Install a rain barrel
A rain barrel is a savvy way to water your garden and save on your water bill, no matter where you live. Just hook it up to your downspout and all the water that normally heads to the storm sewer is saved for your garden.
Recycle in the garden
Do you go through more than one pair of gloves every season? Try on an eco-friendly pair from West County Gloves: Three of their favourite styles (work, classic and landscape) are made with the equivalent of one water bottle worth of recycled plastic. Another smart recycling tip? Turn those stacks of newspapers and holiday sale flyers into seedling pots. This clever tool from Lee Valley lets you turn sheets of newsprint into paper pots. Better yet, you can plant them right in the ground when the frost melts, and they break down in the soil!
Garden as a group
Start a community garden and grow your own vegetables. Not only will you get to know the people in your neighbourhood better and taste different vegetables you’d never think to grow, but growing your own produce means less pesticide use, and a non-existent carbon footprint (the veggies don’t have to be trucked in to get from the field to your plate).
Thought that might get your attention. The easiest way to get cheap, beneficial compost for your garden is to make it yourself. Build a composter and turn all those food scraps, fall leaves and even broken-down mulch into black gold.
Build an urban forest
Plant a tree! The benefits are innumerable: Not only do they look pretty, but they do everything from improving air quality by filtering out pollution and boosting oxygen to shading our houses (keeping it cooler in the summer, no AC required) to preventing soil erosion and flooding.

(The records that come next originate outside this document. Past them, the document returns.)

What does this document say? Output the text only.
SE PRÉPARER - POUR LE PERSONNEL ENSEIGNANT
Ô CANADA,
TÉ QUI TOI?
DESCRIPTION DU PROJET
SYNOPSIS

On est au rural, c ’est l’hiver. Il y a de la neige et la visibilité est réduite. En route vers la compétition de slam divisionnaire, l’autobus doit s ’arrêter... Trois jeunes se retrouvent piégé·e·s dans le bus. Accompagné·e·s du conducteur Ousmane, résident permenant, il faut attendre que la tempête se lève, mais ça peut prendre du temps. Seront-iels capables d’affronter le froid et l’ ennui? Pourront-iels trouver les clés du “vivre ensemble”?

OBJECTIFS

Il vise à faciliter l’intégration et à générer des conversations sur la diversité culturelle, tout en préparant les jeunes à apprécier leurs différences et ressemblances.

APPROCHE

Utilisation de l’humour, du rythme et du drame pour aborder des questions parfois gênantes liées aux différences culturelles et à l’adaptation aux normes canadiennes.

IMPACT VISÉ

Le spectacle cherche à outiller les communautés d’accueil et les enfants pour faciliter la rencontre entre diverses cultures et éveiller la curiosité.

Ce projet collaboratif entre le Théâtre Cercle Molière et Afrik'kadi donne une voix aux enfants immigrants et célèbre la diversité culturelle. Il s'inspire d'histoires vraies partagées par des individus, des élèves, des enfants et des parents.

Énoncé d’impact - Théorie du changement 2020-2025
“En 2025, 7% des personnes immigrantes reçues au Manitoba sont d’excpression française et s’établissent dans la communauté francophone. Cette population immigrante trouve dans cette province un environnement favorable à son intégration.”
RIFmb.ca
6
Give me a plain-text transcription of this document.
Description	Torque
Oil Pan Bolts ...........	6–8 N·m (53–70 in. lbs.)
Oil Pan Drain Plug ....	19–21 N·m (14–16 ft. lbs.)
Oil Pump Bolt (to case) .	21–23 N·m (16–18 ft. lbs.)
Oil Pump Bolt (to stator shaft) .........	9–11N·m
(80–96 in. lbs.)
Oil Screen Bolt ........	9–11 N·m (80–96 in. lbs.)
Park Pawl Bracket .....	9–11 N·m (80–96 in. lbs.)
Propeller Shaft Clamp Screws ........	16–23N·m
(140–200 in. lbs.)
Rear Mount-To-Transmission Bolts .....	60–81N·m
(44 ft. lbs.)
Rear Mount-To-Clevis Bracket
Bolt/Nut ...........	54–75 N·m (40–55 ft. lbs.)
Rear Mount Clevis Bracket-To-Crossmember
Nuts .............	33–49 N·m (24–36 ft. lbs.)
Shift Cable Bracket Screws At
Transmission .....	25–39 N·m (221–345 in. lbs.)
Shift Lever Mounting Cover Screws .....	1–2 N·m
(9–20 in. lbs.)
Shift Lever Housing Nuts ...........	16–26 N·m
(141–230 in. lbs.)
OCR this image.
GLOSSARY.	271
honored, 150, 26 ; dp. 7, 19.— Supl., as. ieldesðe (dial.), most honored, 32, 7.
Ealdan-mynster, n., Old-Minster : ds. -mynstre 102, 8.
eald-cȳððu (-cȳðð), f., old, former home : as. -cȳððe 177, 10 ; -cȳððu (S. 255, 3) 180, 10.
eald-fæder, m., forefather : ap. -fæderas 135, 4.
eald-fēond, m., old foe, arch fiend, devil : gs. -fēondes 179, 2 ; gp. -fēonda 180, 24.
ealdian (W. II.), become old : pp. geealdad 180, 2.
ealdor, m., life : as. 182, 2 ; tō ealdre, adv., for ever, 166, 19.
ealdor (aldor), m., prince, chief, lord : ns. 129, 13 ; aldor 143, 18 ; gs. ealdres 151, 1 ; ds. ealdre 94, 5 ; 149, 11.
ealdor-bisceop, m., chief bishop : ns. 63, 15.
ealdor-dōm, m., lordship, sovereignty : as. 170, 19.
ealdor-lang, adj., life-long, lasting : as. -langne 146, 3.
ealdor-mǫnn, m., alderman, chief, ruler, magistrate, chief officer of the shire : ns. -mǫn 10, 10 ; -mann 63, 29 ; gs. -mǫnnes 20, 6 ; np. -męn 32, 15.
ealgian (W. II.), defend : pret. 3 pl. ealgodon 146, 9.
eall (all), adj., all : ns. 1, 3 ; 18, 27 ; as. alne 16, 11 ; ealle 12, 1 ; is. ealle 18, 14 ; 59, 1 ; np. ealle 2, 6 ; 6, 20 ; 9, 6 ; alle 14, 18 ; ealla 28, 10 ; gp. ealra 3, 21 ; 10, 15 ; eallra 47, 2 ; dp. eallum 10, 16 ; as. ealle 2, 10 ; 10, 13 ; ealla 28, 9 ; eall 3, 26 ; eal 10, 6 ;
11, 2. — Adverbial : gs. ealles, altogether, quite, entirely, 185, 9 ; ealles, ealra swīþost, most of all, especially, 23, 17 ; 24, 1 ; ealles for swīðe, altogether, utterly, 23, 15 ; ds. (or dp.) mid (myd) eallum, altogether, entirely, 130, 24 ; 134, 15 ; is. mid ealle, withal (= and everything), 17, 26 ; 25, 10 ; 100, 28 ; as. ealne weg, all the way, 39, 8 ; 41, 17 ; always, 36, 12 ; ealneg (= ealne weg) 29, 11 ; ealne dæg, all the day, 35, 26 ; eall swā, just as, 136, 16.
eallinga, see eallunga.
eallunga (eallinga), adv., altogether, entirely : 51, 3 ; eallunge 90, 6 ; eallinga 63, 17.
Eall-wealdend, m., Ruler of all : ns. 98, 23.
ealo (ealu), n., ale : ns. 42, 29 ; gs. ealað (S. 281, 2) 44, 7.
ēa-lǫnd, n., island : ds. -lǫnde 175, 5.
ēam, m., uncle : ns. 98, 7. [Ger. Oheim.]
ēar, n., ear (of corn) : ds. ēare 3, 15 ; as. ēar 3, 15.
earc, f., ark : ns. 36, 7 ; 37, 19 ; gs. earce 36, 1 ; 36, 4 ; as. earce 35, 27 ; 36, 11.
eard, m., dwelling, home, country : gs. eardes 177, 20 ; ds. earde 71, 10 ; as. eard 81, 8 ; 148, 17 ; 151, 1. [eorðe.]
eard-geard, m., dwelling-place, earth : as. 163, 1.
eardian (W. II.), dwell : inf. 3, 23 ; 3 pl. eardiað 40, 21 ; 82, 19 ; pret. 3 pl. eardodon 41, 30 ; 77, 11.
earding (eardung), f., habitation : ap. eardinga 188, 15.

We’re not saying give up the good fight against garden-munching bad bugs, but rather ditch the chemicals that can seep into the ground and damage the environment. One of the simplest remedies is a mixture of dish detergent and water. New Mexico State University’s College of Agriculture and Home Economics recommends Ivory Liquid dish detergent at a rate of one to two per cent sprayed a few times a week. The soap coats the bugs, suffocating them. For other tips and ideas, click here.
Glow, baby, glow
We know you all love your garden lights. And really, we do too, but there is a better way to light up your garden than the usual plug-in variety. Try installing solar-powered garden lights instead. Not only will you get to skip spending the whole day wiring them together, you’ll also save on electricity, and never have to remember to turn them on or off again!